What about the additional pressure it puts on the church leaders meaning they spend less time with those who were there originally? All these are consequences of growth, and I am not saying growth is a bad thing, but that our attitudes can be a barrier to growth.

We need to be prepared to pray for and welcome growth both as a result of mission and maturity and the changes that it brings.

Tuesday, 19 February 2008

Barriers to growth

A Christian organisation used to have the twin goals of mission and maturity. It was so memorable that even now, ten years on, I can still tell you what its goals were and explain what it meant by them. They are thoroughly biblical goals for the individual believer but also for the church. We want to see people individually and collectively (I'm not sure you can do one without the other - we grow individually as we grow collectively) in their discipleship. As they do so they naturally live lives and speak words that are not just missionary, but missional (a life saturated with the breaking news about Jesus).

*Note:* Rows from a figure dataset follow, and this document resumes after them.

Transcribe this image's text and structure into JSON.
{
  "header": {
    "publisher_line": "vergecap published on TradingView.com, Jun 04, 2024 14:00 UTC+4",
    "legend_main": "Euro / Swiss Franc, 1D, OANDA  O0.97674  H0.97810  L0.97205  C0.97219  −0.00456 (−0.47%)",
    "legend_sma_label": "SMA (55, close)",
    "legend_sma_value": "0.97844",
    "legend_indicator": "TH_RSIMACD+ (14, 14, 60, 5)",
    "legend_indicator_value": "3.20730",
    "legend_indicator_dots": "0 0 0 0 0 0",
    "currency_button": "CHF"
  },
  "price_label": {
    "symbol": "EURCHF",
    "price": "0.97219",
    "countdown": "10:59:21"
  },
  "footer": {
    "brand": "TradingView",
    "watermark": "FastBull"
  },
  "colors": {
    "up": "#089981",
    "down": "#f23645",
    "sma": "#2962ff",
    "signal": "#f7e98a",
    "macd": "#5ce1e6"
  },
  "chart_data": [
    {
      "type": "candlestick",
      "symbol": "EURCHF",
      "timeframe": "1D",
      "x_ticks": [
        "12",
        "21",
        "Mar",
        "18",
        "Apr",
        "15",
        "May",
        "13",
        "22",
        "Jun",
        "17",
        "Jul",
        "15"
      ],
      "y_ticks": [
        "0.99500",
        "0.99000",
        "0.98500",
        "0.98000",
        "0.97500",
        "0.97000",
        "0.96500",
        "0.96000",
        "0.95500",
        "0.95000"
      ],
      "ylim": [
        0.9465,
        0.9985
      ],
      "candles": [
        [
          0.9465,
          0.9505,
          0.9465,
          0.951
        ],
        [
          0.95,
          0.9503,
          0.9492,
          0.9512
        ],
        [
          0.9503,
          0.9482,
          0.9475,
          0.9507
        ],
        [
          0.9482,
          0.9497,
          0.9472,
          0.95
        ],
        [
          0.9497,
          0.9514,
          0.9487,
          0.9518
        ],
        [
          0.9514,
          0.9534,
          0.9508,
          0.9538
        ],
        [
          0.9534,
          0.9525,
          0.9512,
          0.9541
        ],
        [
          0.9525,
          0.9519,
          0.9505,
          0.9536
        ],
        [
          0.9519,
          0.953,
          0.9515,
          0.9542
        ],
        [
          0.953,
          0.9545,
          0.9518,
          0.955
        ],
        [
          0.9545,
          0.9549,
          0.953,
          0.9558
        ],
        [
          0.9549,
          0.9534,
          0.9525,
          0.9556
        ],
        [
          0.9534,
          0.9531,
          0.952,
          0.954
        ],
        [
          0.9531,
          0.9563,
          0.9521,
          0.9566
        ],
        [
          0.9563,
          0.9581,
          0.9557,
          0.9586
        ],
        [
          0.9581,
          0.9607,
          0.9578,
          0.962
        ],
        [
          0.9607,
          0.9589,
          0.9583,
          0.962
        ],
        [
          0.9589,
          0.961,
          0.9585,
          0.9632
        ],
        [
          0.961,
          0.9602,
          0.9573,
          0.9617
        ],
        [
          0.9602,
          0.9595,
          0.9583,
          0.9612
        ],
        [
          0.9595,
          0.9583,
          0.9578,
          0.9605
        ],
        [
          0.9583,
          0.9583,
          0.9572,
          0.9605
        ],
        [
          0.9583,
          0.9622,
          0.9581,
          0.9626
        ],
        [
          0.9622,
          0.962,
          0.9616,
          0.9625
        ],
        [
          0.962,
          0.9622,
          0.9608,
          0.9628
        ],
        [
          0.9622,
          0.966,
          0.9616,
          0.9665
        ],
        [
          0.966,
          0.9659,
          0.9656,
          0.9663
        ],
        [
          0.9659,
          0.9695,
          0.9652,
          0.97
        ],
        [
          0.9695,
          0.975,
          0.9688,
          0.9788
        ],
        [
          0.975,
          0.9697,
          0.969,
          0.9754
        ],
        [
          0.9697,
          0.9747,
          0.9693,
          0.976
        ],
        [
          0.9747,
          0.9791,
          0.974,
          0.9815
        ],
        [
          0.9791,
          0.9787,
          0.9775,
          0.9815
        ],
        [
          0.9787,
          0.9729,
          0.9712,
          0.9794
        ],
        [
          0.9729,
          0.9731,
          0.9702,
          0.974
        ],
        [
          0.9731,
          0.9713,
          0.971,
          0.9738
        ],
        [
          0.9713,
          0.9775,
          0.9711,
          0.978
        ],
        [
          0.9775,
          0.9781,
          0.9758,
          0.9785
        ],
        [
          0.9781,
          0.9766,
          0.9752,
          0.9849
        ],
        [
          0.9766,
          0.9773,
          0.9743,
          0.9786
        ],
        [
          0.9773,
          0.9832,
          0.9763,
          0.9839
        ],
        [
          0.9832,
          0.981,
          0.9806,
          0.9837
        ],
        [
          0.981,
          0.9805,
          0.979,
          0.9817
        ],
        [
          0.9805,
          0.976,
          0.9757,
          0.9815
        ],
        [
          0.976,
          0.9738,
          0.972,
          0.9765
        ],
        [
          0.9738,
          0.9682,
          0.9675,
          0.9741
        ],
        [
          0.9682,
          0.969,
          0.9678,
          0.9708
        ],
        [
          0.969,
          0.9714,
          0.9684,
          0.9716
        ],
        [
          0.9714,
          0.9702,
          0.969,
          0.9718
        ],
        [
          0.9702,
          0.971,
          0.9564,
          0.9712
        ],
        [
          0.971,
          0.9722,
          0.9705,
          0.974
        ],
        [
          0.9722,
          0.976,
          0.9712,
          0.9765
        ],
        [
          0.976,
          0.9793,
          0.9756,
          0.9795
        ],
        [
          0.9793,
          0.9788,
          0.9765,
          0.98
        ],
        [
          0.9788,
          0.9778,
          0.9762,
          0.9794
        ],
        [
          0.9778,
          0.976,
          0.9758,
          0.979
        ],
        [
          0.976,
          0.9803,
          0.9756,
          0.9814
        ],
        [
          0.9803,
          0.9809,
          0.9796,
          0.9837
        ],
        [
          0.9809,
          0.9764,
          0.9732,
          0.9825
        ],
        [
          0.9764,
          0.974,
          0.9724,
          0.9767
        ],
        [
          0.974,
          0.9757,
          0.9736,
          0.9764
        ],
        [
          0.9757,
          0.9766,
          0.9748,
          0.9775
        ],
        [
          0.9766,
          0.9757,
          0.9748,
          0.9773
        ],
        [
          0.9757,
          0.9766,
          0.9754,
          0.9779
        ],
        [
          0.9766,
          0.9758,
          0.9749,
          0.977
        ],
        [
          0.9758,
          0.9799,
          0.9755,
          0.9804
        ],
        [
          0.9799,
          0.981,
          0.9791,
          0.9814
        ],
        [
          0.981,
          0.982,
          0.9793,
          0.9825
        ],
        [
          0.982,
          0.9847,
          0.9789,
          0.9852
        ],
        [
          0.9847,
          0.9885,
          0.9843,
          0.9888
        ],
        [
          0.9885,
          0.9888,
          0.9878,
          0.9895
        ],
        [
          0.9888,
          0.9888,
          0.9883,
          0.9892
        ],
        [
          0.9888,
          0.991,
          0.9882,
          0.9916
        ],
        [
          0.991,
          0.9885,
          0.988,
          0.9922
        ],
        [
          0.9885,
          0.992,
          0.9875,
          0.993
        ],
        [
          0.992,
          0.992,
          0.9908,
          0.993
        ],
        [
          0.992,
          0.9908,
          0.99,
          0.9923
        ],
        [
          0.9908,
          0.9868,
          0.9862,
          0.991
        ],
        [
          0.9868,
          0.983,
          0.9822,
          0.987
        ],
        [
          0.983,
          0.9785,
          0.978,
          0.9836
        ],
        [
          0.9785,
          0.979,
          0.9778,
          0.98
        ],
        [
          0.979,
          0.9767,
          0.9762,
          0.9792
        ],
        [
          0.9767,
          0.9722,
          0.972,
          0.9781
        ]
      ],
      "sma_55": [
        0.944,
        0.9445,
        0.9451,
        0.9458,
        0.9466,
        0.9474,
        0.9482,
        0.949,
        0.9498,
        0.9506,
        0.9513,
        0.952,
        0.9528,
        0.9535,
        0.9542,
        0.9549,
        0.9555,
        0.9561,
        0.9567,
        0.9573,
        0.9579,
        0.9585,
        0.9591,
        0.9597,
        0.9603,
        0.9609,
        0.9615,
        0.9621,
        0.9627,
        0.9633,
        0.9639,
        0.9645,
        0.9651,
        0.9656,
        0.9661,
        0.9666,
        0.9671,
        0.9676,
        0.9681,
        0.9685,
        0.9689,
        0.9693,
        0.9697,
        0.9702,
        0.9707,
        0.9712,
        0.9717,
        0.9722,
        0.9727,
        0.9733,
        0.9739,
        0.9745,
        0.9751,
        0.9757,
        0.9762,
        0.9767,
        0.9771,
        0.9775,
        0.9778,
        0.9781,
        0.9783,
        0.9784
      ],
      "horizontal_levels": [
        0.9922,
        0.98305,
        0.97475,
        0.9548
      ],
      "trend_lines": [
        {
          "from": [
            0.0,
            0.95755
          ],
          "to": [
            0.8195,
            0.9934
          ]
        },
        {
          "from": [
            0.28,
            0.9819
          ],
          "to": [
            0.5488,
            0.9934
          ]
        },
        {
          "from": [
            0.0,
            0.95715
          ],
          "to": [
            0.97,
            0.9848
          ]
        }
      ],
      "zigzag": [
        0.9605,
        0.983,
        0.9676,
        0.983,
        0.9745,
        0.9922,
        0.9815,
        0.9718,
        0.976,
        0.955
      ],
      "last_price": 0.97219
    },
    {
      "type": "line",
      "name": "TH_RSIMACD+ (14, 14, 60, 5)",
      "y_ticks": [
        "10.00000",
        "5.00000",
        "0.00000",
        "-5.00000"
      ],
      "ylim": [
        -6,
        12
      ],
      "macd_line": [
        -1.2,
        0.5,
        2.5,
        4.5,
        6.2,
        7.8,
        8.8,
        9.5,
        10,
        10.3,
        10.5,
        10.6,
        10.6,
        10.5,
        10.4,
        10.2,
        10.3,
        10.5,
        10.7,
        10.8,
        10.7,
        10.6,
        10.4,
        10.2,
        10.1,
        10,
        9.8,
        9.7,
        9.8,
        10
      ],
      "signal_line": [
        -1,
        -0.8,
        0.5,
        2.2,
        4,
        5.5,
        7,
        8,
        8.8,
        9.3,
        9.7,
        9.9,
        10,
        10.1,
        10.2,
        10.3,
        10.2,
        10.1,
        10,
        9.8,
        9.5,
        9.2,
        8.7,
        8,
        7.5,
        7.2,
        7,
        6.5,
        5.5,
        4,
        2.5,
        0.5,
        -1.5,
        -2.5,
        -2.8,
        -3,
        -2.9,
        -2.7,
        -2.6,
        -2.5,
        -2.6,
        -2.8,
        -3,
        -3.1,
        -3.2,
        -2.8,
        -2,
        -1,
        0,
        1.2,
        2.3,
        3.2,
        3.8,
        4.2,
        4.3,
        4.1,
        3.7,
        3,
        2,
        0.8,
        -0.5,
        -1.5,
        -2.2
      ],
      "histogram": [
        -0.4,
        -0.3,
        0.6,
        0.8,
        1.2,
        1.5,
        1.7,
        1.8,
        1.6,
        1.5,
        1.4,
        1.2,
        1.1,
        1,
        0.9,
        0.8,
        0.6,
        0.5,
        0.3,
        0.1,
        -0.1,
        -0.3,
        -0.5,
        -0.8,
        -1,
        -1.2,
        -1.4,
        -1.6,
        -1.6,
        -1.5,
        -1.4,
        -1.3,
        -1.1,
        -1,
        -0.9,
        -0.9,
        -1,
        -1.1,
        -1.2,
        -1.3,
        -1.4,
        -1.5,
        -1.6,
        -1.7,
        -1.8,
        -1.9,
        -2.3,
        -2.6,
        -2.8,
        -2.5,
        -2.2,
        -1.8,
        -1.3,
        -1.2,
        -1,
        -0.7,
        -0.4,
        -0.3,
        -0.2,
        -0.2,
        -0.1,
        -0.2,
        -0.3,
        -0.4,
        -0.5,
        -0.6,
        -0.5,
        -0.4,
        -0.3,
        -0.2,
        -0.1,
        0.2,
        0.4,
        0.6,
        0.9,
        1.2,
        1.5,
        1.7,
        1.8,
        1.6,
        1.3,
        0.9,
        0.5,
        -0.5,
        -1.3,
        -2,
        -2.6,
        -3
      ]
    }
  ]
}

But what is it that stops this happening? I guess there are a number of things, but what about at an organisational level in the church?

In Acts we see the fledglingly church and it grows phenomenally in the early chapters. As a result of its growth it encounters the threats of external persecution, internal corruption (ch5) and in chapter 6, perhaps the most subtle, logistics. The result is grumbling as some of the widows complain about being overlooked in the distribution of food.

It is a logistical problem but it threatens to decimate the missional living of this new community, of God's new community. Why? Because it will stop the growth, it will blunt the gospel edge, it will distract the Apostle from prayer and preaching.

Do we face similar barriers? What are they?